Membedah Liberalisme

Secara genealogi, munculnya dunia liberalisme benar-benar memberi kejutan dahsyat terhadap kehidupan sosial manusia, yang ditopang oleh seperangkat ideologinya yaitu kebebesan, kemajuan, persaingan, hingga menyulap dunia penuh dengan perbuahan di dalamnya.

Liberalisme dengan kemungkinannya mampu menjadikan dunia dan isinya bebas kontrol dan berada dalam persaingan tanpa sekat-batas, agenda saling menyingkirkan, menindas, mengusirnya di dalam arena sosial sudah hal biasa dan mengasyikkan. Selain itu juga, sebagai sebuah peradaban baru liberalisme begitu mudah sekali diterima di kalangan masyarakat.

Dari sini Francis Fukuyama mencoba membedah liberalisme dengan latar persoalan-persoalan yang ada di dalamnya seperti kekuasaan, identitas, martabat, dan relasinya dengan politik yang kemudian dikonsumsi oleh publik secara serampangan.

Baca Juga  Serat Sasanasunu: Tata Krama Jawa Sejalan dengan Syariat Islam

Dalam sesi buku yang disajikan, Francis Fukuyama sangat imajinatif dan reflektif menulis, terlihat di awal pengantarnya yang sangat berani menyoroti kekuasaan negeri paman sam dan menyampaikan bahwa “Buku ini tidak akan saya tulis seandainya Donald Trum tidak menduduki gedung putih sebagai presiden terpilih pada November 2016 lalu”.
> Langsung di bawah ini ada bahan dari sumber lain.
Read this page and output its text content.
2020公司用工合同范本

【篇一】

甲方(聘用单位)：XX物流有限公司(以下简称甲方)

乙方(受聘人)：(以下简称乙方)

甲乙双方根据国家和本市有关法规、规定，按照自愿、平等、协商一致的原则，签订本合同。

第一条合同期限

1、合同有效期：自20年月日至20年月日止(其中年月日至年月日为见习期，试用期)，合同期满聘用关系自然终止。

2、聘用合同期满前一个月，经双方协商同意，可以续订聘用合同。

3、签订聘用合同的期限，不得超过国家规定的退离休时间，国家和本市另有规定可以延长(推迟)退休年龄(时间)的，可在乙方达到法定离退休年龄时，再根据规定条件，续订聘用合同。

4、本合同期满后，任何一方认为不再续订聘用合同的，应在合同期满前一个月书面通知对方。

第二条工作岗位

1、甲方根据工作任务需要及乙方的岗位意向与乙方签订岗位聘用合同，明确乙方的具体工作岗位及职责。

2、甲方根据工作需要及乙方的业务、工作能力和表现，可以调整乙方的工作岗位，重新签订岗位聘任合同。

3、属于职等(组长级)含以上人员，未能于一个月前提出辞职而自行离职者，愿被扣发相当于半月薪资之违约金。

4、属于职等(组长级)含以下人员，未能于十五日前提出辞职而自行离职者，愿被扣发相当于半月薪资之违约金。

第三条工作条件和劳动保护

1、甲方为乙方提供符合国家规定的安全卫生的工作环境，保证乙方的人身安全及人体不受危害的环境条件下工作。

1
Dengan khas penyajiannya, Francis Fukuyama juga menyusun daftar isi bukunya menjadi empat belas sub BAB, guna menafsirkan fenomena-fenomena politik yang relasinya dengan kekuasaan bersifat praktis dan konstelasianya adalah identitas.

Menyinggung Narasi Kampanye “Make America Great Again”

Sehingga narasi-narasi di balik realitas sosial mulai dari kekuasaan, kepentingan, penindasan, hingga pada praktik tidak rasional dan dorongan kebencian mampu diungkap secara jernih dan objektif.

Salah satu yang mejadi objek kajian daripada Francis Fukyama adalah narasi-narasi kampanye “Make America Great Again” yang sering diteriakkan oleh Donald Trump sebagai representasi seorang pembaharu masa depan Negara Paman Sam dan sang pemberi harapan kehidupan menjanjikan.

Dengan berbagai hiruk pikuknya realitas sosial politik pada masa kontestasi Donald Trump saat itu, Francis Fukuyama mengurainya sangat hati-hati, bagaimana narasi politik identitas itu sendiri muncul? Apa konsekwensinya terhadap Negara demokrasi? Dan bagaimana martabat manusia harus tunduk pada kepentingan politis dan persoalan-persoalan sosial lainnya.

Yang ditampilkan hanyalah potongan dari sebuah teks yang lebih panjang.